Hui Jiapeng, Lian Guoyun, Wu Jiansheng, Ge Shuting, Yang Jinfeng
Institute of Applied Artificial Intelligence of the Guangdong-Hong Kong-Macao Greater Bay Area, Shenzhen Polytechnic University, Shenzhen, Guangdong, China.
School of Computer and Software Engineering, University of Science and Technology Liaoning, Anshan, Liaoning, China.
PeerJ Comput Sci. 2024 Jan 29;10:e1824. doi: 10.7717/peerj-cs.1824. eCollection 2024.
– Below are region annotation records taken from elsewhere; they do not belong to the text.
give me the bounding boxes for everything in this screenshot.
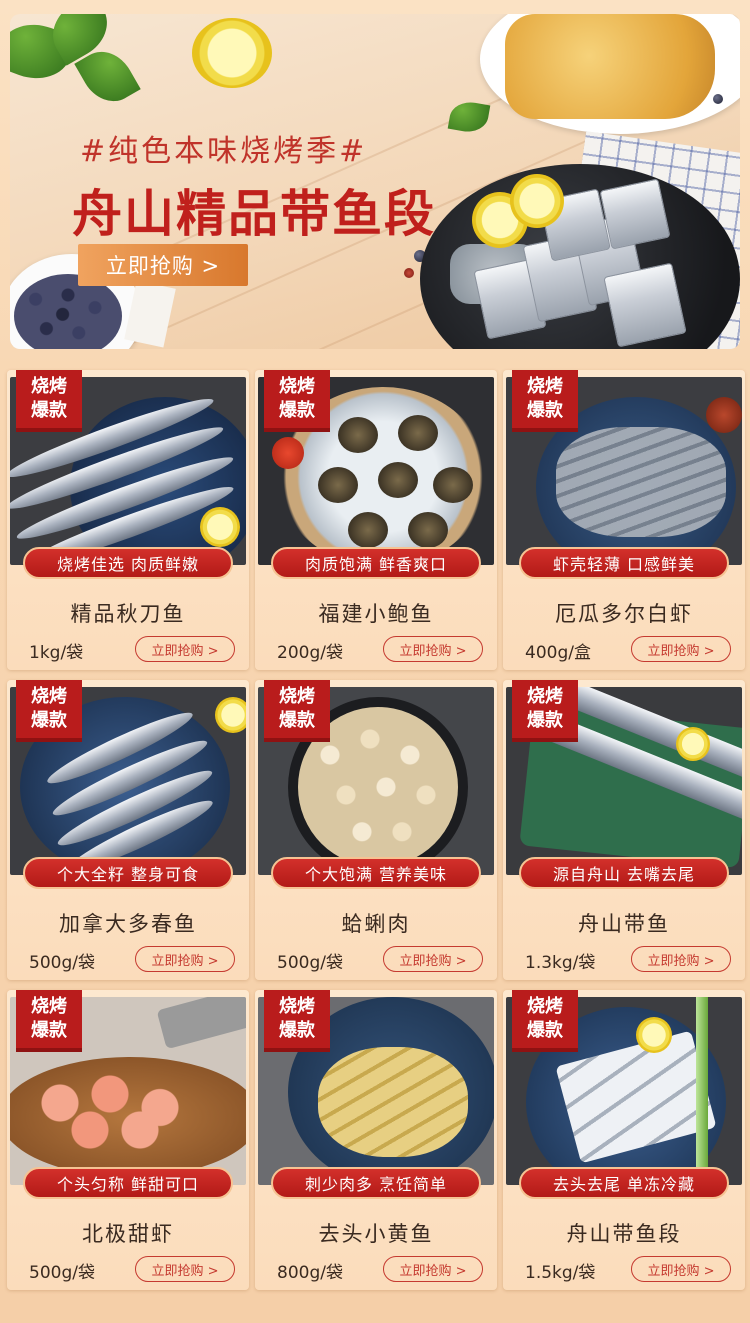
product-card-hairtail-chunks[interactable]: 烧烤 爆款 去头去尾 单冻冷藏 舟山带鱼段 1.5kg/袋 立即抢购 > [503, 990, 745, 1290]
buy-now-button[interactable]: 立即抢购 > [631, 946, 731, 972]
product-name: 加拿大多春鱼 [59, 912, 197, 936]
product-name: 精品秋刀鱼 [70, 602, 186, 626]
hairtail-chunk-decoration [599, 178, 671, 250]
buy-now-button[interactable]: 立即抢购 > [135, 946, 235, 972]
buy-now-button[interactable]: 立即抢购 > [383, 1256, 483, 1282]
abalone-shape [318, 467, 358, 503]
basil-leaf-decoration [447, 98, 491, 136]
product-weight: 1.5kg/袋 [525, 1263, 596, 1283]
croaker-pile-shape [318, 1047, 468, 1157]
product-weight: 800g/袋 [277, 1263, 343, 1283]
scallion-shape [696, 997, 708, 1177]
shrimp-pile-shape [20, 1067, 220, 1157]
hot-bbq-badge: 烧烤 爆款 [512, 990, 578, 1052]
product-weight: 1kg/袋 [29, 643, 84, 663]
product-tagline: 个大饱满 营养美味 [271, 857, 481, 889]
product-weight: 500g/袋 [29, 953, 95, 973]
pepper-grinder-shape [156, 997, 246, 1050]
product-tagline: 烧烤佳选 肉质鲜嫩 [23, 547, 233, 579]
shrimp-pile-shape [556, 427, 726, 537]
product-tagline: 刺少肉多 烹饪简单 [271, 1167, 481, 1199]
abalone-shape [408, 512, 448, 548]
lemon-slice-decoration [510, 174, 564, 228]
hairtail-chunk-decoration [603, 262, 687, 348]
product-tagline: 虾壳轻薄 口感鲜美 [519, 547, 729, 579]
product-name: 福建小鲍鱼 [318, 602, 434, 626]
abalone-shape [378, 462, 418, 498]
product-tagline: 去头去尾 单冻冷藏 [519, 1167, 729, 1199]
buy-now-button[interactable]: 立即抢购 > [631, 636, 731, 662]
hot-bbq-badge: 烧烤 爆款 [264, 990, 330, 1052]
buy-now-button[interactable]: 立即抢购 > [135, 636, 235, 662]
product-name: 北极甜虾 [82, 1222, 174, 1246]
product-card-saury[interactable]: 烧烤 爆款 烧烤佳选 肉质鲜嫩 精品秋刀鱼 1kg/袋 立即抢购 > [7, 370, 249, 670]
banner-subtitle: #纯色本味烧烤季# [80, 134, 368, 169]
banner-buy-button[interactable]: 立即抢购 > [78, 244, 248, 286]
product-name: 舟山带鱼段 [566, 1222, 682, 1246]
abalone-shape [348, 512, 388, 548]
lemon-slice-shape [636, 1017, 672, 1053]
peppercorn-decoration [404, 268, 414, 278]
buy-now-button[interactable]: 立即抢购 > [631, 1256, 731, 1282]
product-weight: 500g/袋 [277, 953, 343, 973]
product-weight: 500g/袋 [29, 1263, 95, 1283]
product-name: 厄瓜多尔白虾 [555, 602, 693, 626]
lemon-slice-shape [215, 697, 246, 733]
fried-fish-decoration [505, 14, 715, 119]
buy-now-button[interactable]: 立即抢购 > [383, 636, 483, 662]
product-weight: 1.3kg/袋 [525, 953, 596, 973]
lemon-slice-shape [200, 507, 240, 547]
product-name: 蛤蜊肉 [341, 912, 411, 936]
abalone-shape [338, 417, 378, 453]
product-weight: 200g/袋 [277, 643, 343, 663]
buy-now-button[interactable]: 立即抢购 > [383, 946, 483, 972]
spice-bowl-shape [706, 397, 742, 433]
abalone-shape [433, 467, 473, 503]
product-tagline: 肉质饱满 鲜香爽口 [271, 547, 481, 579]
abalone-shape [398, 415, 438, 451]
banner-title: 舟山精品带鱼段 [72, 185, 436, 243]
hot-bbq-badge: 烧烤 爆款 [264, 680, 330, 742]
lemon-slice-shape [676, 727, 710, 761]
hot-bbq-badge: 烧烤 爆款 [512, 680, 578, 742]
hot-bbq-badge: 烧烤 爆款 [16, 990, 82, 1052]
product-card-clam-meat[interactable]: 烧烤 爆款 个大饱满 营养美味 蛤蜊肉 500g/袋 立即抢购 > [255, 680, 497, 980]
product-tagline: 源自舟山 去嘴去尾 [519, 857, 729, 889]
product-tagline: 个大全籽 整身可食 [23, 857, 233, 889]
buy-now-button[interactable]: 立即抢购 > [135, 1256, 235, 1282]
hot-bbq-badge: 烧烤 爆款 [512, 370, 578, 432]
product-card-white-shrimp[interactable]: 烧烤 爆款 虾壳轻薄 口感鲜美 厄瓜多尔白虾 400g/盒 立即抢购 > [503, 370, 745, 670]
product-tagline: 个头匀称 鲜甜可口 [23, 1167, 233, 1199]
product-card-capelin[interactable]: 烧烤 爆款 个大全籽 整身可食 加拿大多春鱼 500g/袋 立即抢购 > [7, 680, 249, 980]
tomato-shape [272, 437, 304, 469]
product-name: 去头小黄鱼 [318, 1222, 434, 1246]
product-card-hairtail[interactable]: 烧烤 爆款 源自舟山 去嘴去尾 舟山带鱼 1.3kg/袋 立即抢购 > [503, 680, 745, 980]
product-card-arctic-shrimp[interactable]: 烧烤 爆款 个头匀称 鲜甜可口 北极甜虾 500g/袋 立即抢购 > [7, 990, 249, 1290]
product-weight: 400g/盒 [525, 643, 591, 663]
hot-bbq-badge: 烧烤 爆款 [264, 370, 330, 432]
promo-banner[interactable]: #纯色本味烧烤季# 舟山精品带鱼段 立即抢购 > [10, 14, 740, 349]
peppercorn-decoration [713, 94, 723, 104]
product-card-abalone[interactable]: 烧烤 爆款 肉质饱满 鲜香爽口 福建小鲍鱼 200g/袋 立即抢购 > [255, 370, 497, 670]
hot-bbq-badge: 烧烤 爆款 [16, 680, 82, 742]
product-card-yellow-croaker[interactable]: 烧烤 爆款 刺少肉多 烹饪简单 去头小黄鱼 800g/袋 立即抢购 > [255, 990, 497, 1290]
hot-bbq-badge: 烧烤 爆款 [16, 370, 82, 432]
product-name: 舟山带鱼 [578, 912, 670, 936]
lemon-slice-decoration [192, 18, 272, 88]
Lane detection under extreme conditions presents a highly challenging task that requires capturing each crucial pixel to predict the complex topology of lane lines and differentiate the various lane types. Existing methods predominantly rely on deep feature extraction networks with substantial parameters or the fusion of multiple prediction modules, resulting in large model sizes, embedding difficulties, and slow detection speeds. This article proposes a Proportional Feature Pyramid Network (P-FPN) through fusing the weights into the FPN for lane detection. For obtaining a more accurately detecting result, the cross refinement block is introduced in the P-FPN network. The cross refinement block takes the feature maps and anchors as inputs and gradually refines the anchors from high to low level feature maps. In our method, the high-level features are explored to predict lanes coarsely while local-detailed features are leveraged to improve localization accuracy. Extensive experiments on two widely used lane detection datasets, The Chinese Urban Scene Benchmark for Lane Detection (CULane) and the TuSimple Lane Detection Challenge (TuSimple) datasets, demonstrate that the proposed method achieves competitive results compared with several state-of-the-art approaches.
极端条件下的车道检测是一项极具挑战性的任务,需要捕捉每个关键像素,以预测车道线的复杂拓扑结构并区分各种车道类型。现有方法主要依赖于具有大量参数的深度特征提取网络或多个预测模块的融合,导致模型尺寸大、嵌入困难且检测速度慢。本文通过将权重融合到FPN中,提出了一种用于车道检测的比例特征金字塔网络(P-FPN)。为了获得更准确的检测结果,在P-FPN网络中引入了交叉细化模块。交叉细化模块将特征图和锚点作为输入,并从高到低层次的特征图逐步细化锚点。在我们的方法中,利用高层特征粗略预测车道,同时利用局部细节特征提高定位精度。在两个广泛使用的车道检测数据集,即中国城市车道检测基准(CULane)和图森简单车道检测挑战赛(TuSimple)数据集上进行的大量实验表明,与几种先进方法相比,该方法取得了具有竞争力的结果。